Até o momento, cerca de 200 casos já foram identificados em Sapiranga e Xangri-lá, além de relatos ainda não contabilizados nas cidades de Canela e Gramado. Os primeiros relatos de mal-estar após o consumo ocorreram na sexta-feira (16). Todas pessoas foram atendidas, sem necessidade de hospitalização.
 
Amostras do produto e da água utilizada na produção foram encaminhadas para análise laboratorial, bem como os exames de pessoas com sintomas para a identificação da doença. Será publicado um resultado laboratorial sobre o produto, feito com o objetivo de verificar se há relação entre o consumo do picolé e os sintomas nos consumidores.
 
 
A partir da notificação, foi iniciada uma investigação sobre possível contaminação. A Vigilância Sanitária do Estado também solicitou a interdição cautelar de todos os produtos (gelados comestíveis) da empresa Caliston Otoniel Oliveira (marca FrutiBom). As vigilâncias em saúde municipais deverão notificar à vigilância epidemiológica todos os casos identificados.
 
Não há até o momento mais informações de quais outras cidades podem ter tido o produto comercializado e buscas ativas foram orientadas às vigilâncias municipais.
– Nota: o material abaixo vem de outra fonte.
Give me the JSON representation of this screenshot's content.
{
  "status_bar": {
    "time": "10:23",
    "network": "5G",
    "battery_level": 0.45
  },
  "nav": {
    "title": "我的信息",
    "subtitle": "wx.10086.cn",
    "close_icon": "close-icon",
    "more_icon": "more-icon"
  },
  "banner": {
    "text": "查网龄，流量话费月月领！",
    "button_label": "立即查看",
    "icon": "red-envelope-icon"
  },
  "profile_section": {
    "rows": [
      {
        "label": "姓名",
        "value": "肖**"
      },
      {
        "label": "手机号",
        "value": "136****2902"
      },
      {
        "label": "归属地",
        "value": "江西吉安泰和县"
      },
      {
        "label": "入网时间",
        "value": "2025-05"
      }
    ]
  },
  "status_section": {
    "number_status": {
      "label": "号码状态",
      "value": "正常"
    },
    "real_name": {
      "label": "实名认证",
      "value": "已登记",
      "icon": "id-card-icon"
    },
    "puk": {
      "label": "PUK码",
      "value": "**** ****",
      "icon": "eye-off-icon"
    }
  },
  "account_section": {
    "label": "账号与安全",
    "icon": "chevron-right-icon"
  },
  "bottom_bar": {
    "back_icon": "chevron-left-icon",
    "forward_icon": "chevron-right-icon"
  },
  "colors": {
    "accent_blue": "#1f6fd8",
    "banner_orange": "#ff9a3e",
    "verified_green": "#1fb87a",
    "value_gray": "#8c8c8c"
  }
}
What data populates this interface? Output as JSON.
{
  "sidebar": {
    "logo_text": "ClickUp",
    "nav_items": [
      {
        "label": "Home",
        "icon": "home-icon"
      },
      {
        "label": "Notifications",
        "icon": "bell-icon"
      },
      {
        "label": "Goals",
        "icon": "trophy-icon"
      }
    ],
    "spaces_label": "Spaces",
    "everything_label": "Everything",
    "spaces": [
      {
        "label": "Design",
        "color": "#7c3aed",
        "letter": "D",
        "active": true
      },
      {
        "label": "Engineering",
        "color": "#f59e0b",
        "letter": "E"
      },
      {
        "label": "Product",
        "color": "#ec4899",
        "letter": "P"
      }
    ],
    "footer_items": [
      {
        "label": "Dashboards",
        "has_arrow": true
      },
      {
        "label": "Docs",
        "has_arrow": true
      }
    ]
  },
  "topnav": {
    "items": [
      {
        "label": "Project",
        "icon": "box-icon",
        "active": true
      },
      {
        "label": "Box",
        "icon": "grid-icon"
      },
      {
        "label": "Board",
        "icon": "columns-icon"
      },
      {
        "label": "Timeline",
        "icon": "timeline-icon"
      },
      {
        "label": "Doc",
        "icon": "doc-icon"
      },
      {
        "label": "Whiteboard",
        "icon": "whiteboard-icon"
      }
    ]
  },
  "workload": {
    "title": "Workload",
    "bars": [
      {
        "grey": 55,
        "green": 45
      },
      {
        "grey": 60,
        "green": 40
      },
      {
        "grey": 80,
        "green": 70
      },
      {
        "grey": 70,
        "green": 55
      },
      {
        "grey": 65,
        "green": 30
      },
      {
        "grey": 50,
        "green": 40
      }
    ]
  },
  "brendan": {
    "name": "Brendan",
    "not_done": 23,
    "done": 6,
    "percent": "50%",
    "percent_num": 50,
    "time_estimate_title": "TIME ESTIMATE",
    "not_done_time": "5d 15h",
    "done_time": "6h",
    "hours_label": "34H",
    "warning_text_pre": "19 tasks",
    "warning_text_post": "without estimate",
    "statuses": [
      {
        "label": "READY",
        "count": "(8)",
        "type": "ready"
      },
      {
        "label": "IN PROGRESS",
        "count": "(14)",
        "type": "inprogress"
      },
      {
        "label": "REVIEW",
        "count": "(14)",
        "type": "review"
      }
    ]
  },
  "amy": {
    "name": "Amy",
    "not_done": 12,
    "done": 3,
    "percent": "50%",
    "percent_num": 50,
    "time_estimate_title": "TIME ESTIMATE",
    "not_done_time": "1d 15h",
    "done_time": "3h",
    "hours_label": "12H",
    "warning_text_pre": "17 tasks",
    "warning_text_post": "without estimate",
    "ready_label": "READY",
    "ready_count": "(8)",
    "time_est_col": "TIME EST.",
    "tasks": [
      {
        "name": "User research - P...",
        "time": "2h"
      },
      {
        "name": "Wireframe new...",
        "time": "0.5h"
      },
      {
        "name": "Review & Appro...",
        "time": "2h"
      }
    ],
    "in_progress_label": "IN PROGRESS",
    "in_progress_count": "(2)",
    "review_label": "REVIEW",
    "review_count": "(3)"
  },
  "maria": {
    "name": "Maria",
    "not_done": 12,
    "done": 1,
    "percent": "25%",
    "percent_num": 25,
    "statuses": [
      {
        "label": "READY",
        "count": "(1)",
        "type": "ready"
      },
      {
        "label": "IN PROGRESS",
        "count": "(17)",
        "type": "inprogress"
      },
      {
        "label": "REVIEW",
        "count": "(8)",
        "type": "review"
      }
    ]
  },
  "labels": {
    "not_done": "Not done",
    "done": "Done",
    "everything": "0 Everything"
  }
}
A fiscalização do município na empresa já identificou que, além da falta da autorização, a empresa não realizava a pasteurização dos produtos, que é uma etapa obrigatória em indústria de gelados comestíveis.
 
Aos consumidores, a orientação é que, caso tenham ingerido o produto e apresentado sintomas como os até agora relatados (náusea, vômitos, dor abdominal, diarreia), contatem imediatamente a vigilância em saúde de seu município ou ligue para o Disque-Vigilância do Cevs, através do fone 150 (que funciona de segunda a sexta-feira das 8h30 às 22h e aos sábados, domingos e feriados das 8h às 20h). Caso necessário, procure atendimento médico. Caso a pessoa ainda tenha o produto, mantenha-o na embalagem original, fora do alcance de crianças.